La Olimpiada Especial Fides - Compensar siempre es el epicentro de historias y personajes extraordinarios que provienen de diversos lugares y que dan claro ejemplo de superación y tenacidad. Este año, sin embargo, ha sido especialmente protagonista este factor; en todas las modalidades deportivas se encuentran historias de vida dignas de admiración.

En esta ocasión, Leonardo Holguín y su hijo Carlos Holguín, de la delegación de México se han robado la atención y vítores de los competidores y toda la audiencia. Esta dupla perfecta proveniente del estado de Aguas Calientes ha dedicado gran parte de su vida preparándose para ser los mejores en cada certamen de bolos al que se presentan.

A sus 24 años Carlos Holguín, nuestro campeón que inspira, aparte de ser el actual ganador de oro de la pasada Olimpiada, pues logró ser el mejor entre 220 deportistas, es el mejor deportista con discapacidad cognitiva en México. En las justas de este año viene a reclamar de nuevo su presea dorada en nuestro país.

Carlos tiene una forma peculiar de jugar, la cual en vez de darle impasses, es la técnica que le ha llevado a tener ventaja sobre sus competidores. Nuestro bolichista agarra la bola con las dos manos pero tiene la habilidad de lanzarla con el efecto tal que derrumba todos los pinos; así fue como conquistó olimpiadas de México en la categoría que requiere mayor experticia (Senior Master).

Leonardo, el papá del campeón de bolos, no solo desempeña el rol paternal, sino que asumió, desde hace mucho, otro papel igual de imprescindible, el de ser el entrenador personal de su hijo. Todos los sábados, desde hace doce años, lo lleva a entrenar; en un principio la incauta intención era cambiar de rutina,  pero Carlitos, como lo llama su papá, lo dejó en completo estupor cuando le mostró de lo que era y sería capaz. A partir de ese momento lo inspiró tanto que en la actualidad entrena a una asociación de 28 jóvenes con autismo.

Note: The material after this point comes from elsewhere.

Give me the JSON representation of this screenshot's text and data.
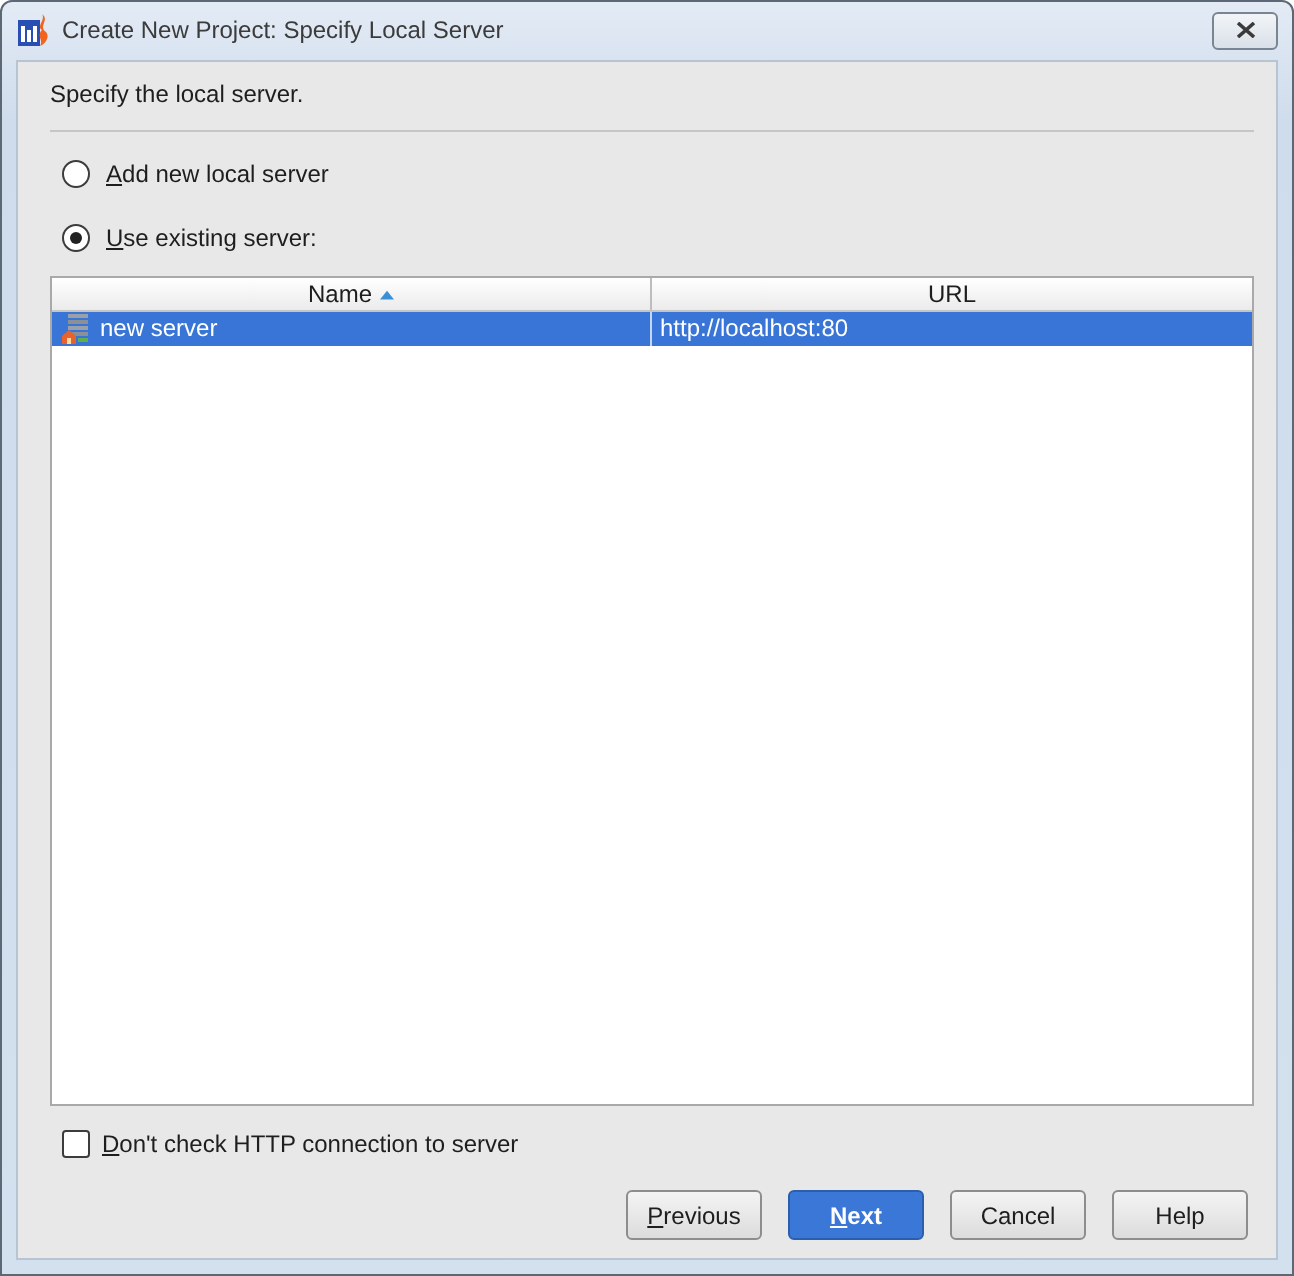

Este campeón ha demostrado ser un joven brillante en lo que se propone, siendo independiente y competitivo en medio de su autismo, “Él es feliz de participar en estos eventos porque lo motivan, y cuando compite logra superarse”, Dice Leonardo. No obstante, las habilidades del extraordinario bolichista no paran ahí; el pasado mes de marzo, por su talento en la pintura, se llevó a cabo una galería de arte con las pinturas de él. “Sus obras, aunque minimalistas, imprimen los sentimientos mezclados con tonos fuertes y suaves”, dice el padre orgulloso.

A pesar de la incertidumbre que produce el futuro, “como padres hay que pasar  por varias etapas que debemos aceptar. Pero tenemos que pasar de la preocupación a la ocupación, mantener a los chicos siempre haciendo algo. La mayor preocupación de las personas que tenemos un hijo con discapacidad cognitiva es el futuro, cuando no estemos junto a ellos, por eso hay que prepararlos para que sean más independientes, que se preparen para afrontar esta vida de la mejor manera” dice Leonardo.